A herança de mestres como Baden Powell, Dino Sete Cordas, Meira e Raphael Rabello é citada na conversa - ao lado das lições dos contemporâneos Marco Pereira, Yamandú Costa e Maurício Carrilho. Na opinião de Sacramento, estão todos lá, de alguma forma.
- É um disco que soa natural, mas tem coisas de dificuldade enorme, não dá para ter cifra no encarte. É tipo: "Não façam isso em casa, é só para profissionais". Apesar de não ter aquela postura de "olha como a gente toca paca", ele traz a sofisticação de tudo o que foi incorporado pelo violão brasileiro nas últimas décadas. Porque há uma evolução clara, o violão de Sinhô não é o que se toca hoje, há outros caminhos, levadas.
Para chegar ao resultado que se ouve em "Na cabeça", eles se lançaram numa pesada rotina de ensaios, que os permitiu gravar ao vivo, os quatro juntos no estúdio. Os arranjos foram pensados para que o trio não misturasse suas cordas. O sete cordas de Caetano sustenta a baixaria (o fraseado das cordas graves do instrumento), enquanto Becker e Alcofra se alternam entre as regiões médias e agudas. O produtor Carlos Fuchs separou os três na mixagem: Alcofra é ouvido no lado esquerdo; Becker, no direito; e Caetano, ao centro, nas duas caixas.

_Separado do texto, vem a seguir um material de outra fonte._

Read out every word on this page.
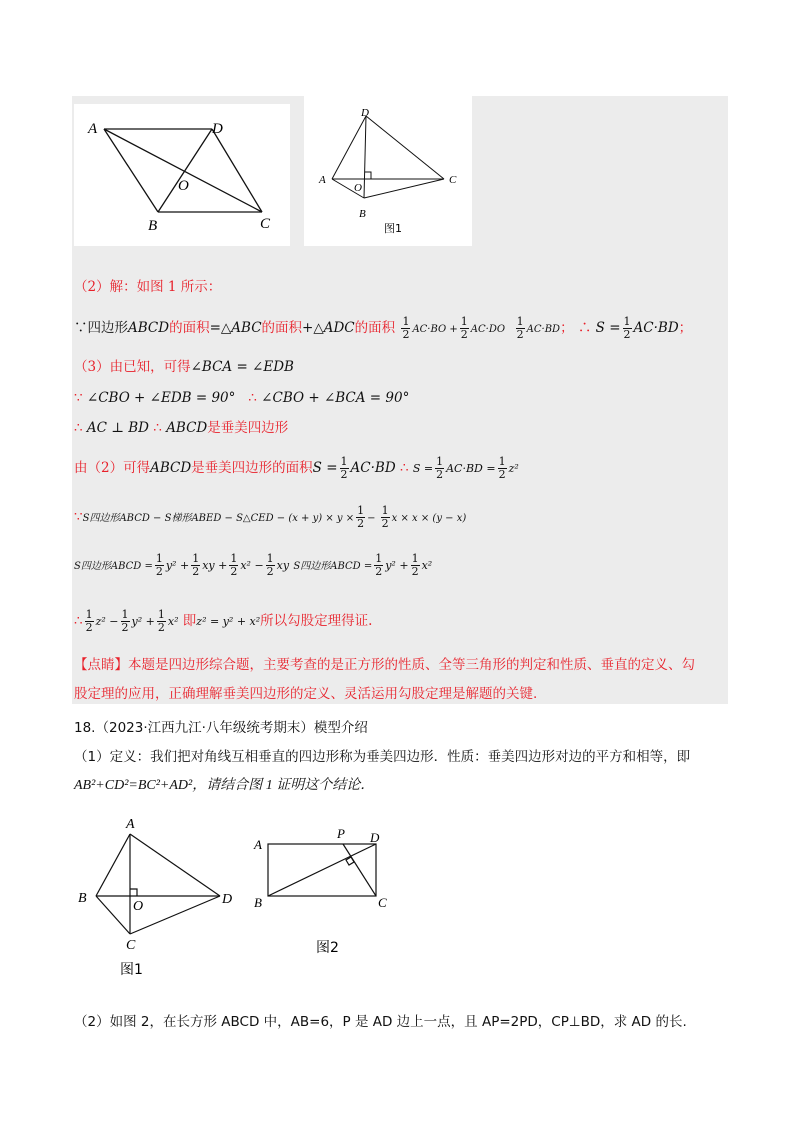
A	D
O
B	C
D
A
O
B
C
图1
（2）解：如图 1 所示：
∵四边形ABCD的面积=△ABC的面积+△ADC的面积 $\frac{1}{2} AC\cdot BO + \frac{1}{2} AC\cdot DO \frac{1}{2} AC\cdot BD$； ∴ $S = \frac{1}{2} AC\cdot BD$；
（3）由已知，可得∠BCA = ∠EDB
∵ ∠CBO + ∠EDB = 90° ∴ ∠CBO + ∠BCA = 90°
∴ AC ⊥ BD ∴ ABCD是垂美四边形
由（2）可得ABCD是垂美四边形的面积$S = \frac{1}{2} AC\cdot BD$ ∴ $S = \frac{1}{2} AC\cdot BD = \frac{1}{2} z^2$
∵S四边形ABCD − S梯形ABED − S△CED − $(x + y) \times y \times \frac{1}{2} - \frac{1}{2}$ x × x × (y − x)
S四边形ABCD = $\frac{1}{2} y^2 + \frac{1}{2}$ xy + $\frac{1}{2} x^2 - \frac{1}{2}$ xy S四边形ABCD = $\frac{1}{2} y^2 + \frac{1}{2} x^2$
∴ $\frac{1}{2} z^2 - \frac{1}{2} y^2 + \frac{1}{2} x^2$ 即z² = y² + x²所以勾股定理得证.
【点睛】本题是四边形综合题，主要考查的是正方形的性质、全等三角形的判定和性质、垂直的定义、勾
股定理的应用，正确理解垂美四边形的定义、灵活运用勾股定理是解题的关键.
18.（2023·江西九江·八年级统考期末）模型介绍
（1）定义：我们把对角线互相垂直的四边形称为垂美四边形．性质：垂美四边形对边的平方和相等，即
AB²+CD²=BC²+AD²，请结合图 1 证明这个结论．
A
B
O	D
C
图1
P D
A
B	C
图2
（2）如图 2，在长方形 ABCD 中，AB=6，P 是 AD 边上一点，且 AP=2PD，CP⊥BD，求 AD 的长.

Acompanhado dos violões, Sacramento imprime sua interpretação a sambas inéditos, canções garimpadas e regravações de clássicos. Há cinco composições dos artistas envolvidos no projeto: "Na cabeça" (Alcofra e Sacramento), "Um samba" (Fuchs/Sacramento); "Calúnia" (Alcofra); "Canto de quero mais" (Becker e Moyseis Marques); e "Pavio" (de Alcofra e Sérgio Natureza), uma homenagem a Paulinho da Viola. As sílabas "pa" e "vio" são as primeiras do nome do sambista.
- Natureza fez a letra para Paulinho musicar, mas ele achou delicado, por se tratar de uma homenagem a ele - conta Alcofra, que fez um samba-choro nos moldes de obras de Paulinho (a introdução remete a "Choro negro").
Cartola ("Sim") e Noel Rosa ("Último desejo") são recriados com naturalidade - sem descaracterização, mas tampouco reverência excessiva.
- Não tivemos a preocupação de torná-las irreconhecíveis. Quisemos apenas retomá-las com frescor - diz Sacramento. - Aqui no Brasil vejo um preconceito com os clássicos na música, o que não acontece no teatro. Quando gravei "Memorável samba" (CD de 2003, apenas com sambas dos anos 1930 aos 50), cheguei a ouvir: "Mas não tem nenhuma sua?". Como se o cantor precisasse compor. Há essa ideia aqui. E a figura do intérprete? Outro dia vi uma jovem cantora dizer que agora ia começar a compor. Como assim? Não funciona desse jeito.